Capitalism would not be the first society that had exhausted its resources, ruined its environment and moved on or perished. Under capitalism though, there is nowhere for humans to move on to.
“We must act quickly” the ‘experts’ say, “Can we afford to do what it takes?” they ask. “Can we afford not to?” they answer, using the ‘we’ word as though they not only accepted the need to ‘reinvent democracy’ but imagined that it had already been done! If they were prepared to follow the consequences of their own thoughts to their conclusion, they would ask themselves just who they mean by “we” ? Who it is that has to ‘act now’? In their various ways they have drafted rational plans for the drastic measures that have to be taken for the survival of civilisation. In doing so they are, more than they know, testing the system to its limits. The global market place has its own laws. Profit-maximisation is the life-force of capitalism. None of the measures governments have taken to rescue the system for the capitalists can be expected to take away their life-support. Already in 2004, 0.13% of the world’s population had gained control of 25% of the world’s financial assets. It is not reasonable to expect that any knowledge and science placed at the disposal of a class which only exists by force of the profits it can extract from others is ever going to be used in the interests of the remaining 99.87%, who for them cannot possibly be anything more than customers, rivals or workers.
A system founded on individual profit-maximisation was, in its time, the only conceivably effective motivating force to set up extraction and production industries, and create the worldwide infrastructures to accommodate them. This system not only transformed the world; it gave rise to a technology and science of transformation, which is not only part of education, but has become assimilated into our general human culture. There are more scientists alive today than there have been in the rest of human history. However, the system of private profiteering cannot complete the process. It cannot even secure human survival. To ask it now to clear up the mess it has left us all in – to start all over again and to implement humane and rational plans in the interests of the whole world – is asking it to do something it was never designed to do.

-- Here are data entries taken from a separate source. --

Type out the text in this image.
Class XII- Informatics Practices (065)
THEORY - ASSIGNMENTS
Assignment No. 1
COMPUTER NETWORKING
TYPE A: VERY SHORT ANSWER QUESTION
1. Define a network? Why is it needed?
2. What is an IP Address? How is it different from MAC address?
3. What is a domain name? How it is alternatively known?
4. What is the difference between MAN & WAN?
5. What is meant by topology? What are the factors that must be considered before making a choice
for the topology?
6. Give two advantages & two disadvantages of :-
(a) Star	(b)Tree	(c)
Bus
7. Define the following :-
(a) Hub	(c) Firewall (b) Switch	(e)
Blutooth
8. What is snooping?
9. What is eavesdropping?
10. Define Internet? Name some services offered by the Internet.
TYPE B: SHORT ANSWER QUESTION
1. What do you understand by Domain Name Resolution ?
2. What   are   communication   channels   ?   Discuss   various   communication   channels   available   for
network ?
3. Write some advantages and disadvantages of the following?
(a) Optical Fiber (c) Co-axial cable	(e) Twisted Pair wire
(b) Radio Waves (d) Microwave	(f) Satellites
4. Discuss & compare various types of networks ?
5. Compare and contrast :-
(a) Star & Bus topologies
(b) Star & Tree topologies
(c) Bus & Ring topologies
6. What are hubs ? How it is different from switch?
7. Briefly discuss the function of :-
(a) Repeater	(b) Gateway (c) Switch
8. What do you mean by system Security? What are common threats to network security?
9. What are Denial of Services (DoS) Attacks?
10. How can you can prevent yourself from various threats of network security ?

For there to be the slightest hope of avoiding a catastrophic global rise in temperature, will require a coordinated global energy plan on a scale never before seen, which crosses national boundaries and is applied consistently over a considerable period of time. This needs to be launched right now. Some steps have been taken, but the profits are too uncertain or too distant in time, or the outlay too gigantic; or else the level of international cooperation appears to be beyond the reach of nation states and world institutions which are themselves crystallisations of the worldwide onslaught of capitalism. At a time when companies cannot look beyond the next bail-out, any such grand plan looks unlikely. To succeed, the plan would have to be able to call upon the combined knowledge, initiative, skill, imagination and enthusiasm of the countless millions of people who have no material interest in profiteering and world despoliation: the working class. The capitalists, as a class, are no longer on the side of the future. They are now a threat to the future of humanity.
The great achievements of bourgeois science have been perverted into pseudo-science and outright superstition. Capitalism’s rationalisation of its catastrophic environmental consequences is that it is ‘our’ folly in over-consuming and over-reproducing which has brought the world to the brink of disaster, rather than the wastefulness, destructiveness and venality of the capitalists, and of capitalism itself. In its youth, bourgeois science took delight in the discovery of nature’s operating mechanisms. This was to be a tool of human liberation. How crabbed, shabby and mean the great age of reason has become now, in its senility! Capitalism is now fighting all that is progressive in modern dialectical and materialist science. The formerly somewhat remote warning “socialism or barbarism” – perhaps better said now as “socialism or barbarism and environmental destruction” is now closer to hand than ever.